Recently, one of the top incubator projects called Spark ML Pipelines, was released as an extension of earlier work on Spark MLlib. This new Spark ML package aims at providing a uniform set of high-level APIs for machine learning algorithms. It is built to enable users to create and tune typical machine learning pipelines. In the latest stable version of Spark, the algorithm coverage includes: Classification, Regression, Collaborative Filtering, Clustering, Dimensionality Reduction, Feature extraction & selection, Model import/export, Pipelines, and Evaluation Metrics.

Figure 2. Spark Libraries

Spark ML Pipeline components

DataFrame

Spark ML uses DataFrame from Spark SQL as an ML dataset, which is a distributed collection of data organized into named columns. It is conceptually equivalent to a table in a relational database or a data frame in R or Python, but with richer optimizations under the hood. This structure can be built from a variety of data sources: data files, Hive tables, external databases, or existing RDDs. For example, a DataFrame in an ML Pipeline could have different columns storing text, feature vectors, true labels, and predictions.

Transformers

Transformer represents an abstraction that includes feature transformers and learned models. Programmatically speaking, it implements the transform() method, which converts one DataFrame into another, by appending one or more columns, typically called features. For example, an ML learning model might take a DataFrame containing features, predict the label, and output a new DataFrame with predicted labels appended as a new column.

Estimators

An Estimator represents an abstraction of a Machine Learning algorithm that can be trained on input data. Technically, an Estimator implements the fit() method, which accepts a DataFrame and produces a Model, which is also a Transformer. For example, a learning algorithm such as Linear Regression is an Estimator, and calling fit() trains a LinearRegressionModel, which is a Model and hence a Transformer.

Pipeline

Pipeline is specified as a sequence of stages, and each one is either a Transformer or an Estimator. These stages respect the execution order, hence the input DataFrame is transformed as it passes through each stage. An example of machine learning process can be a simple text processing workflow that includes several stages:

This ML Pipeline with three stages is illustrated in Figure 3 below. The components Tokenizer and HashingTF are Transformers, whereas LogisticRegression is an Estimator.

Figure 3. Pipeline used for text processing

However, in this example, a Pipeline is an Estimator. Thus, a Pipeline’s fit() method produces a PipelineModel, which is a Transformer. This PipelineModel can be further used at test time, as can be seen in Figure 4 below.

Figure 4. PipelineModel used for obtaining predictions

Typically,ML Pipelines are complex and they involve multiple interrelated phases, also illustrated in Figure 5 below:

  1. Data ingestion. Spark RDDs or DataFrames can be used to ingest input data.

  2. Feature extraction. By leveraging Spark ML Pipelines, a Transformer can be used to convert DataFrames into other DataFrames containing the needed features.

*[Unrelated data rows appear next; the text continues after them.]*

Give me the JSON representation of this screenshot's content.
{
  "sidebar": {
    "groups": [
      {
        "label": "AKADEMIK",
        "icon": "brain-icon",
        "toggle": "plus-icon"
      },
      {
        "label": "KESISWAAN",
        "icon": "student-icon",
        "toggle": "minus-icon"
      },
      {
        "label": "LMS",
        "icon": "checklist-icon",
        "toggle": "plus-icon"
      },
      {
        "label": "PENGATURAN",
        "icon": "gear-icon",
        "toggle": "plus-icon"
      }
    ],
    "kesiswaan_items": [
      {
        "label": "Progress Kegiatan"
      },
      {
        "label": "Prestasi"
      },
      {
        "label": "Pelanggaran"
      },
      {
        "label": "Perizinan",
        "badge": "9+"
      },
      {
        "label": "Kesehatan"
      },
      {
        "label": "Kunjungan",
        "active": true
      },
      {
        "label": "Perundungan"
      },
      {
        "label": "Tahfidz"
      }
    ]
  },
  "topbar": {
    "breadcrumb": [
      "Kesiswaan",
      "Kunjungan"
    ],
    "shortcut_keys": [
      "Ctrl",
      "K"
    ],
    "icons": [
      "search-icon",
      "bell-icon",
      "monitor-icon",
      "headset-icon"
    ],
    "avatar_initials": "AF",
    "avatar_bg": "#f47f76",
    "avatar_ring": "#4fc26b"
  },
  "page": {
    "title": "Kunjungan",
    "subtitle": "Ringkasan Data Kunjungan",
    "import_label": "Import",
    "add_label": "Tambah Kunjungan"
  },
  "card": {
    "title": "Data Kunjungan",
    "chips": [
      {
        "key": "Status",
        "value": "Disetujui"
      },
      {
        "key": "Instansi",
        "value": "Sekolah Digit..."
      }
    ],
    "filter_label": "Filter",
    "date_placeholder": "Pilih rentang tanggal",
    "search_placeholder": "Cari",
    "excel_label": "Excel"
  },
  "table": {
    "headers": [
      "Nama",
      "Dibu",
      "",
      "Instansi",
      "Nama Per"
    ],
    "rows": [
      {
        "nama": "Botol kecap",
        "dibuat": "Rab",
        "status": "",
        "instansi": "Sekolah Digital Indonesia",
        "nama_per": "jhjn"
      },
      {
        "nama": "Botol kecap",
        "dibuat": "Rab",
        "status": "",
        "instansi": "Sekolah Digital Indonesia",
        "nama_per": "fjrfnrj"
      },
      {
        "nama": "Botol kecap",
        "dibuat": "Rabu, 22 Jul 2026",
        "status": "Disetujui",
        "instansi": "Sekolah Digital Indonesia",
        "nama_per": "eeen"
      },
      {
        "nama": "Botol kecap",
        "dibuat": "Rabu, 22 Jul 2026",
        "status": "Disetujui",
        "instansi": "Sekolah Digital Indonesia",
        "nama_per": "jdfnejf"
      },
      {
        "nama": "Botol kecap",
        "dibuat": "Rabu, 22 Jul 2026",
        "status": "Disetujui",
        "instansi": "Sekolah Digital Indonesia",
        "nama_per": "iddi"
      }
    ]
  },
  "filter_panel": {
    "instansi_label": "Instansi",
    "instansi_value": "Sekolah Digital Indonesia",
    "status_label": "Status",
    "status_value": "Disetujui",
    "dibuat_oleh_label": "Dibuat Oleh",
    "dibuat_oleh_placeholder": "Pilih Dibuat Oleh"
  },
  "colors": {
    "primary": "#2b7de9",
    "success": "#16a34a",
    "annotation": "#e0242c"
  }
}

Figure 5. ML Workflow complexity

  1. Model training. For example, an Estimator can be trained on a DataFrame with features, and produce one or more ML models.

  2. Model evaluation. Predictions based on ML models can be achieved in Spark ML Pipelines using Transformers.

What the future holds

Looking ahead, future development of Spark MLlib will include an API for SparkR , improved Model inspection, along with Pipeline optimizations. Until a new stable release is made available, the Apache Spark team has posted a preview release of Spark 2.0, meant to give the community early access to try out the new version code. This preview includes a new cool feature called Machine Learning Model Persistence[^13], which is an ability to save and load ML models across all programming languages supported by Spark. Moreover, the DataFrame-based Machine Learning API will emerge as the primary ML API, with more support for popular algorithms such as Generalized Linear Models (GLM), Naive Bayes, Survival Regression, and K-Means.